チャプター2 京都のお屋敷
いつもの黄色いワンピースにコートを羽織った京子が、国鉄京都駅の北口から出る。するとターミナルに、出迎えの黒塗りのクラウンが来て、待ち構えていた。祖母からは事前に聞いていた。しかし便利で助かるけど、一人で乗るのはチョット気恥ずかしい。
新年が明けたばかりの午前中ということもあり、道のりは、さほど混雑してなかった。心配だった天候も、雪がチラチラ降る程度で、積もってはいない。程なくして、クルマは左京区の下鴨神社近くにある、祖母宅の門前に到着した。掲げられた「藤原」という表札も厳めしい、まるで昔の武家屋敷のような堅牢な門である。
京子は、運転手の小室さんへお礼を言ってクルマを降りる。と、ちょうどそこへ使用人の坂本さんがお使いから戻って来るところだった。

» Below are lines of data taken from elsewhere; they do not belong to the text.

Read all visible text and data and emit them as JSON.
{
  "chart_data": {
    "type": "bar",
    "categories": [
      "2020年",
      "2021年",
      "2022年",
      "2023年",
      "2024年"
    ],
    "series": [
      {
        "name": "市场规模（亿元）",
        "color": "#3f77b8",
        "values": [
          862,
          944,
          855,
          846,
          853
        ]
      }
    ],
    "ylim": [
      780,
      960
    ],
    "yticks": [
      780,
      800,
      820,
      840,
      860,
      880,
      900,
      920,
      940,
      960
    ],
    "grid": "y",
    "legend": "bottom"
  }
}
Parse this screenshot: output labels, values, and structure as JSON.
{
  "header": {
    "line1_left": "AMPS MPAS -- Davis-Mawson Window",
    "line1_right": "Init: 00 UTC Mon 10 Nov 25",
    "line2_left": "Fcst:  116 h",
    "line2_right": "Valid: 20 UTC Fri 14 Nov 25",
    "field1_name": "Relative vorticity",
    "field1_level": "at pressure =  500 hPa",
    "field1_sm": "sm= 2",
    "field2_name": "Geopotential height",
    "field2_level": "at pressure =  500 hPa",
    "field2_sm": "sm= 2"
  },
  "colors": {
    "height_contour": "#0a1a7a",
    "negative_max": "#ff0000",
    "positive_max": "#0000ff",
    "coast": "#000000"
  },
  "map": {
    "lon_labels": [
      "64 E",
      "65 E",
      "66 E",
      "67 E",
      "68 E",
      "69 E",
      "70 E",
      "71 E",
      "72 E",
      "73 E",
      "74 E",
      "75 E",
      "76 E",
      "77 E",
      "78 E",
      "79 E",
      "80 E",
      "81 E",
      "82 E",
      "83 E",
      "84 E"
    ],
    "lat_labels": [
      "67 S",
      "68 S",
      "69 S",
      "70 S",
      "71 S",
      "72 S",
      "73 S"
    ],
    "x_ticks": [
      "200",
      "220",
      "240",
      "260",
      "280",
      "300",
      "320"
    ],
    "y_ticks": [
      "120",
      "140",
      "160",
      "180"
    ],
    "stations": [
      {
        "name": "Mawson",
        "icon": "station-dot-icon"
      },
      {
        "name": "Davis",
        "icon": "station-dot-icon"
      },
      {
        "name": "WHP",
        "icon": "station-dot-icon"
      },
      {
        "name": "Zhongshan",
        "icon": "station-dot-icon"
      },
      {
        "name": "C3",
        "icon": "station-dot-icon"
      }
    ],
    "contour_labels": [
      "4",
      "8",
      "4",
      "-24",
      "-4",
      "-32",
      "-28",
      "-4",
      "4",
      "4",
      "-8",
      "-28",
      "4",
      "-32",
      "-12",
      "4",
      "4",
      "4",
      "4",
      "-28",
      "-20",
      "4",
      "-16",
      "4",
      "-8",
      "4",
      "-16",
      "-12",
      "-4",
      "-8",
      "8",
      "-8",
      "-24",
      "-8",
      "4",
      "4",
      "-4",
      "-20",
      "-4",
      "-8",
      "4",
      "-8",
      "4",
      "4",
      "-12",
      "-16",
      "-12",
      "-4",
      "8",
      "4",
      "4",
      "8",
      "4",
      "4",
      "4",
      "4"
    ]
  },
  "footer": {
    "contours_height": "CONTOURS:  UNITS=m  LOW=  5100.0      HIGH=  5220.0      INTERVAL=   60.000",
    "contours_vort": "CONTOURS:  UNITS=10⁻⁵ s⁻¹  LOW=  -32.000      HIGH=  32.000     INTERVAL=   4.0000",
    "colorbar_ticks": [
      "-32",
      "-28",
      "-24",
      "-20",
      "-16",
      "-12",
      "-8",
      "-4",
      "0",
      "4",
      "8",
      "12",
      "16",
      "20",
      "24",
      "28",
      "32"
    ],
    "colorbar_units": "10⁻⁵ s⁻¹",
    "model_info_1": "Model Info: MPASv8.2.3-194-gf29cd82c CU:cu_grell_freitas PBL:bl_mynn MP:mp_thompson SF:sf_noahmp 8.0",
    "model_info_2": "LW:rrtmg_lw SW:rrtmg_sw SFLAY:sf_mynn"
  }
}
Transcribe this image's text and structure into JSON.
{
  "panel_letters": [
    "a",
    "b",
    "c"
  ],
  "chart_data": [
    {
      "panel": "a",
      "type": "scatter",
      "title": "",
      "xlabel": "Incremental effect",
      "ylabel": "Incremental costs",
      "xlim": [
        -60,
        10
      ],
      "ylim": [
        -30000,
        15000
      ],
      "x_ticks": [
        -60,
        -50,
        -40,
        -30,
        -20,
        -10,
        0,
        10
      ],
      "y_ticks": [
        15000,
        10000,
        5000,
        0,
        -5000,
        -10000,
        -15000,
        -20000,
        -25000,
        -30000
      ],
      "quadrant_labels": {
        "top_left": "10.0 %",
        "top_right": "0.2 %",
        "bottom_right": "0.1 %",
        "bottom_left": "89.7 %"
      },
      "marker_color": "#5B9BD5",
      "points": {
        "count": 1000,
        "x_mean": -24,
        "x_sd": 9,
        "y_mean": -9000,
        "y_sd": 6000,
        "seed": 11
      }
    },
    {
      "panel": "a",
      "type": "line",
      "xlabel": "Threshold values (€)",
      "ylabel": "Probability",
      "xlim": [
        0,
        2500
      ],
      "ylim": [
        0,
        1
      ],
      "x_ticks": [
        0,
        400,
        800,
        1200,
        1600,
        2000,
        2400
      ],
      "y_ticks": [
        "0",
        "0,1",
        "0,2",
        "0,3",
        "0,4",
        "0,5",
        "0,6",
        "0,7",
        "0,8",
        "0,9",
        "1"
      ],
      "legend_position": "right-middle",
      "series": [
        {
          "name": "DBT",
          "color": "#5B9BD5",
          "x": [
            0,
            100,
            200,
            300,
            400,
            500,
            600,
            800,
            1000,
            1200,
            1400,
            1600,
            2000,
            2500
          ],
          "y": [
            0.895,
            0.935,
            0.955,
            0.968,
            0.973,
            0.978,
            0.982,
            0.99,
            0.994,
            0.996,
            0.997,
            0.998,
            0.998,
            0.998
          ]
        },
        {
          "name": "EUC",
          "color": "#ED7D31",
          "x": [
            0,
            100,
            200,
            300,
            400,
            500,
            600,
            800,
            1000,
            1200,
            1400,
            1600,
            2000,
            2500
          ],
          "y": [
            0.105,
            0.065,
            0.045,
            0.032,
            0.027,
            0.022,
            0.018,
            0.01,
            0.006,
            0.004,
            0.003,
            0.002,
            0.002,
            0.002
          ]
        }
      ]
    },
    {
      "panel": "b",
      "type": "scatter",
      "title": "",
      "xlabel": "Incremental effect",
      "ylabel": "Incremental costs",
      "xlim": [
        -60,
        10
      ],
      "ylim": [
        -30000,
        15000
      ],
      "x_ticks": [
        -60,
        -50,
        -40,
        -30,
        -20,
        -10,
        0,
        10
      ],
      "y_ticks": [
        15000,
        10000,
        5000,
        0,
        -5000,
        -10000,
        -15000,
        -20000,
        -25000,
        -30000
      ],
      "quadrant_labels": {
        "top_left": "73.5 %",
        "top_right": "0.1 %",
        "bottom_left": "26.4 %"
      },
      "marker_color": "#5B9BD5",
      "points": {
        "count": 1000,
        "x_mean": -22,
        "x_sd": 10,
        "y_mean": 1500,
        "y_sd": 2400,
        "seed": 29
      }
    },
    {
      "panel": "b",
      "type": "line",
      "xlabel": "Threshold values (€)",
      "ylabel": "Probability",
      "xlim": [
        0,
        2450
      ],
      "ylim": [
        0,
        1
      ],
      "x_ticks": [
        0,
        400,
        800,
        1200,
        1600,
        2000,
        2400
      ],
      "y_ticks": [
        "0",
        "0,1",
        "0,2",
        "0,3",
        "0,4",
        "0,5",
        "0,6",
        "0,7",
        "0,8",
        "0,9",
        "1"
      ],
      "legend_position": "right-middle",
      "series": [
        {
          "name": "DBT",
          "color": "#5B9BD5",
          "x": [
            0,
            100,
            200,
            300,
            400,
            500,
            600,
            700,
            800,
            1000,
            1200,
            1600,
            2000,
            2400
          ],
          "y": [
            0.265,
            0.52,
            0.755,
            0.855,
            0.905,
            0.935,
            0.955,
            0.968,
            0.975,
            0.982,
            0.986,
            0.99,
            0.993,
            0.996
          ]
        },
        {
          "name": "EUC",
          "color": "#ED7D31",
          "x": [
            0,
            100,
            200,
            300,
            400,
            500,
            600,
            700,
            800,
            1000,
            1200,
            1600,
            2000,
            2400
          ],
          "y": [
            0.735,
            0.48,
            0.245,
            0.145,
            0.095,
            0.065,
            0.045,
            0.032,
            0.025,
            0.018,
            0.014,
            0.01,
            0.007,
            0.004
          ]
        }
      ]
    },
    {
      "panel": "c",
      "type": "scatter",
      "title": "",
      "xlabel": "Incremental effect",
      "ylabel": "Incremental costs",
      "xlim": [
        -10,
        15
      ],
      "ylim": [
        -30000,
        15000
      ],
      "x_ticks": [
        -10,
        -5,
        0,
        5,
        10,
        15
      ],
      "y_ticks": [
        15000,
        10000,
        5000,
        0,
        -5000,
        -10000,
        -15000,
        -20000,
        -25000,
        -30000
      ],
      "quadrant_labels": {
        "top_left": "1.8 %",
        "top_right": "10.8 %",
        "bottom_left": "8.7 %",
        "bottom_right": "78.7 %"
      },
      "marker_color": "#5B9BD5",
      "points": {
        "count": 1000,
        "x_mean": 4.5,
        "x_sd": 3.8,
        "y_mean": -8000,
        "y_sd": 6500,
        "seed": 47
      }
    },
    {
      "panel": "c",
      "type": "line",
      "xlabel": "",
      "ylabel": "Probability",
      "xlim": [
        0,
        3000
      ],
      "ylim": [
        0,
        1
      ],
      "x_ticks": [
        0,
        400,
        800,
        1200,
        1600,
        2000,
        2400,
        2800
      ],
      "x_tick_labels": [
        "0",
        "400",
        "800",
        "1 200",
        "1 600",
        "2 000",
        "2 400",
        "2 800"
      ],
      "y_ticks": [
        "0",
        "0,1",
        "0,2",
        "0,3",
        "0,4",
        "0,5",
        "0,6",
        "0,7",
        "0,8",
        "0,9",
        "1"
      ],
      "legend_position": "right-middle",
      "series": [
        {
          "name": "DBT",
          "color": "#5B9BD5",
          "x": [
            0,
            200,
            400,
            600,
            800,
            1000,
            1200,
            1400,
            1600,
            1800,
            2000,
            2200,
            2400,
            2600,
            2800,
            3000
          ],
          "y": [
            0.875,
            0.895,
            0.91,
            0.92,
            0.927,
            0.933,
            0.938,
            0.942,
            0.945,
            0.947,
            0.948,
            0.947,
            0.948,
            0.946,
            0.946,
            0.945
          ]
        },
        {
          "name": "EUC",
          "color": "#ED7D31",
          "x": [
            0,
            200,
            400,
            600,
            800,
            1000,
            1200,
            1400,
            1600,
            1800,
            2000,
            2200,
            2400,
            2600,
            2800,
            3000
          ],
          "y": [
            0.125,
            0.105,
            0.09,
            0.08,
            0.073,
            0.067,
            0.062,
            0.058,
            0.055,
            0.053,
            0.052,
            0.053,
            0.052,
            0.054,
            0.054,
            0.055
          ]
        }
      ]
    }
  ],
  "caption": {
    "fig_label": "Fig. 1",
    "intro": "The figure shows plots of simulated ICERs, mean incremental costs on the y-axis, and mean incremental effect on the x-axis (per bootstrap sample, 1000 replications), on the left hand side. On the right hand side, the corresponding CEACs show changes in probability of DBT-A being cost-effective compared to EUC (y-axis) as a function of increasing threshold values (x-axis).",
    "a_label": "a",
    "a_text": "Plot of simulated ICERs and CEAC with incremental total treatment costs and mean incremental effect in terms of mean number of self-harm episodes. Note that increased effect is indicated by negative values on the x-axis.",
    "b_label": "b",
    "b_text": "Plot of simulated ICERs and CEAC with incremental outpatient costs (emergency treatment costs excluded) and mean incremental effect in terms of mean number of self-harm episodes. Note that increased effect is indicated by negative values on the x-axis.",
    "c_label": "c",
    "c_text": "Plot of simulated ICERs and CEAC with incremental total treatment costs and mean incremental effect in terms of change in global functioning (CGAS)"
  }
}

京子は坂本さんに無理を言って勝手口から邸内に入れてもらった。
昔からどうも、あの門は苦手である。自分の身分に不相応な感じがして嫌だった。
そこそこ長いアプローチを歩くと、ようやく玄関にたどり着く。
「こんにちは。」
引き戸を開けると、目隠し替わりに置かれた一枚板の龍の彫り物の前で、濃緑色の留め袖を着た祖母の藤原聖子が、既に正座をして待っていた。
「いらっしゃい。京子さん。」と祖母。
笑顔だが、目が笑っていない。
「お久しぶりです。おばあ様。明けましておめでとうございます。」
玄関に立ったまま、京子は新年の挨拶をする。
「おめでとう。長旅でお疲れでしょうけど、早速こちらへいらしゃい。」
そう言うとすぐに祖母は立ち上がり、龍の彫り物の裏へスタスタ歩いて行く。
京子は慌てて履物を脱いで揃えると、祖母の後ろからついて行った。
廊下をしばらく歩いて、右手の座敷に案内される。
そこは二十畳ほどの和室で、既に座布団が二枚用意されていた。
祖母が床の間を背にして座り、京子は下座に座った。
二泊分の荷物は取りあえず左側に置く。
「さて、京子さん。」
「はい。」
「アナタは今日から二泊三日で、私からチカラの使い方を学びにきたのですね。」
「そうです。よろしくお願いいたします。」
「正直にいいます。そのような短時間で、チカラの使い方をマスターするのは不可能です。」
「……でしょうね。」
京子にとっては想定内の回答である。だから嫌だったのに……。
「でも、ヒントぐらいなら教えてさしあげられます。」
「それは……ありがとうございます。」
「そんなに堅くならなくて大丈夫よ。もう少しリラックスして聞きなさい。」
京子のことを難儀に思ったのか、祖母は少しだけ表情を崩す。
「私も私のおばあ様からこの話を聞きました。だからあなたと同じです……まず私たちのこのチカラは、隔世遺伝で代々女系家族に伝わるものです。」
それは、お母様も言っていた。
「その始祖は、私たちより何世代か前の文明で、ナノテクノロジーにより作り出されました。」
(えっ、今、ナノ…なんて?)
「……この話は口伝なので、ところどころ解らない言葉もあるでしょう。後でまとめて質問しなさい。」
私の戸惑う様子を察して祖母は言った。
「……続けます。このチカラには、空間に存在する水分子を使うので、当然有利な場所と時期があります……それがどこで、いつなのか、分かりますか?」
想定内の質問だった。
「冬の海岸ですか?」
「よろしい。解っているようね。」
「気温が低く、冷えた海水を、波打ち際でどこまでも活用できるからですね。」
「そうです。勝利条件の高い場面です。ちなみに、夏なら琵琶湖にしなさいね。」
大事な話の途中だが、どうしても、京子には引っかかることがあった。
「あの、お話の途中でごめんなさい。おばあ様。」
「何かしら?」
祖母は少しだけムッとする。
「勝利条件って、私たちはナニかと戦うのですか?」
「そうよ。」
当然のように祖母は言う。
「私たちは先祖代々戦ってきました……相手は別のチカラを持つ異能者だったり、理不尽な圧政者だったり、異世界人や地球外生命体だったりしました。」
「え、えええっ!?」
シレっと、突然とんでもないことを言いだす御老人である。
「私たちは皆、人知れずこの国の平和を守ってきた、誇るべき血筋なのです……それどころか、場合によっては、この世界、いえ、地球の平和そのものにも、何度か貢献しているのです。」
京子は最早、何も言えなかった。
ただ、もう後戻りが出来ないということだけは、理解できたのだった。
コレが1974年の元旦のことである。